His accent was odd. Not upper-class English, or at least not completely so; there was a regional working-class lilt at the back of it that Raimy figured was a holdover from Killian’s parents. Too, his voice had coarsened with age, becoming slow and grainy and blurred in a way that transcended ethnic and national origins. A citizen of old age.

“Thank you,” Raimy answered sincerely. “I regret I wasn’t able to save Anming Shui.”

“Oh, goodness,” Killian said, without judgment, “if you had tried to do that, you wouldn’t be alive to have this conversation with me. This is partly what I mean about quick thinking. The American Navy must train its people very well indeed. Either that or you’re a born astronaut, which is fine, too. I’d like to thank you for solving this crime.”

“Not well enough or soon enough,” Raimy said.

Killian tsked at that. “Once again, Raimy, Mr. Shui’s death was not your fault. He could have exonerated himself and laid the blame on Katla Koskinen at any moment. But he chose not to. Love is a funny thing, isn’t it? Even knowing she’d betrayed him, he held his tongue. She must have had quite a hold on him.”

“Yes. I’ve thought about that a lot.”

“And if not for your unlikely survival, she’d be guilty of three murders and still on her way to Mars. One wonders how many bad actors might be in space already. Of course, some would say I’m one of them.”

Which was an odd thing to say because Killian had never actually been to outer space, and of the Four Horsemen, he also had the gentlest reputation. Igbal Renz was a drug addict and a womanizer. Grigory Orlov, a straight-up robber baron. Dan Beseman was tone-deaf in his determination to make Mars his own, and Raimy was among the people who half-expected him to declare himself King of Mars once he got there.

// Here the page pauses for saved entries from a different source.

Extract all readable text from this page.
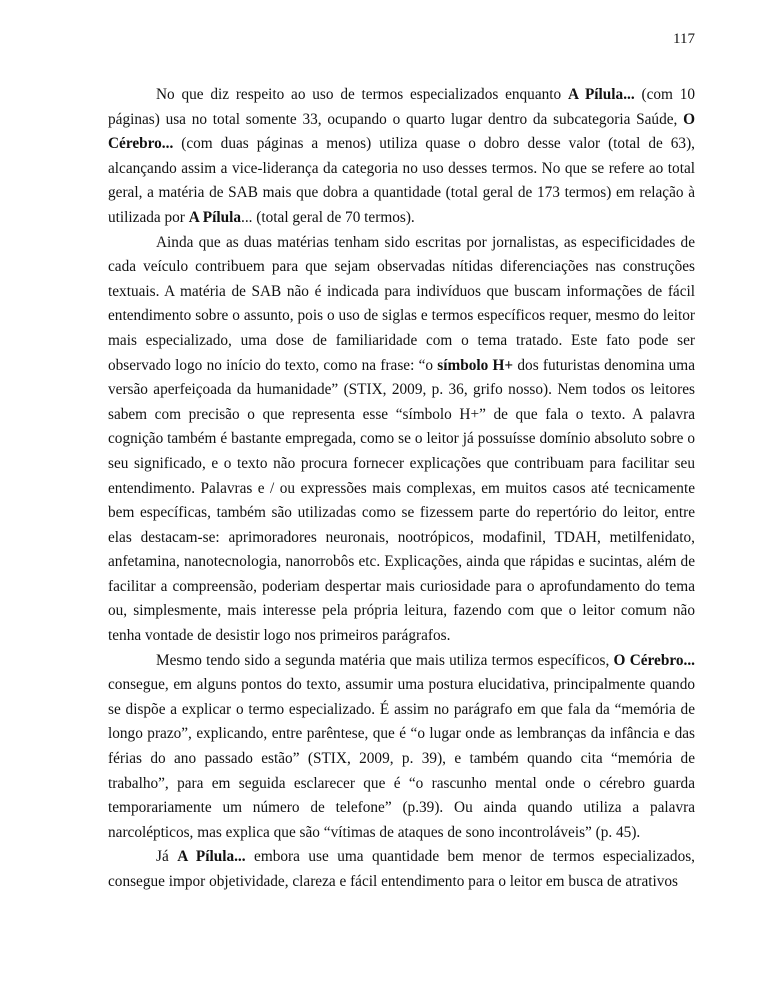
117

No que diz respeito ao uso de termos especializados enquanto A Pílula... (com 10 páginas) usa no total somente 33, ocupando o quarto lugar dentro da subcategoria Saúde, O Cérebro... (com duas páginas a menos) utiliza quase o dobro desse valor (total de 63), alcançando assim a vice-liderança da categoria no uso desses termos. No que se refere ao total geral, a matéria de SAB mais que dobra a quantidade (total geral de 173 termos) em relação à utilizada por A Pílula... (total geral de 70 termos).

Ainda que as duas matérias tenham sido escritas por jornalistas, as especificidades de cada veículo contribuem para que sejam observadas nítidas diferenciações nas construções textuais. A matéria de SAB não é indicada para indivíduos que buscam informações de fácil entendimento sobre o assunto, pois o uso de siglas e termos específicos requer, mesmo do leitor mais especializado, uma dose de familiaridade com o tema tratado. Este fato pode ser observado logo no início do texto, como na frase: “o símbolo H+ dos futuristas denomina uma versão aperfeiçoada da humanidade” (STIX, 2009, p. 36, grifo nosso). Nem todos os leitores sabem com precisão o que representa esse “símbolo H+” de que fala o texto. A palavra cognição também é bastante empregada, como se o leitor já possuísse domínio absoluto sobre o seu significado, e o texto não procura fornecer explicações que contribuam para facilitar seu entendimento. Palavras e / ou expressões mais complexas, em muitos casos até tecnicamente bem específicas, também são utilizadas como se fizessem parte do repertório do leitor, entre elas destacam-se: aprimoradores neuronais, nootrópicos, modafinil, TDAH, metilfenidato, anfetamina, nanotecnologia, nanorrobôs etc. Explicações, ainda que rápidas e sucintas, além de facilitar a compreensão, poderiam despertar mais curiosidade para o aprofundamento do tema ou, simplesmente, mais interesse pela própria leitura, fazendo com que o leitor comum não tenha vontade de desistir logo nos primeiros parágrafos.

Mesmo tendo sido a segunda matéria que mais utiliza termos específicos, O Cérebro... consegue, em alguns pontos do texto, assumir uma postura elucidativa, principalmente quando se dispõe a explicar o termo especializado. É assim no parágrafo em que fala da “memória de longo prazo”, explicando, entre parêntese, que é “o lugar onde as lembranças da infância e das férias do ano passado estão” (STIX, 2009, p. 39), e também quando cita “memória de trabalho”, para em seguida esclarecer que é “o rascunho mental onde o cérebro guarda temporariamente um número de telefone” (p.39). Ou ainda quando utiliza a palavra narcolépticos, mas explica que são “vítimas de ataques de sono incontroláveis” (p. 45).

Já A Pílula... embora use uma quantidade bem menor de termos especializados, consegue impor objetividade, clareza e fácil entendimento para o leitor em busca de atrativos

But aside from a flair for the theatrical and (in days gone by) for the physically daring, Sir Lawrence seemed harmless enough. A sweet old man, ten years a widower and still wearing the ring.

“I wouldn’t say that,” Raimy told him. And then, because he was in Bonus Round and had nothing to lose or gain, he added, “Opinions vary, but I’ve always kind of liked you.”

“I’m glad to hear that,” Killian said, sounding genuinely flattered. “Because I’d like to offer you a full-time job. On the Moon.”

Raimy, who was done turning corpses over in the rain, and who was not going to Mars and was not romantically involved with Bridget or with anyone else, simply shrugged and said, “I accept.”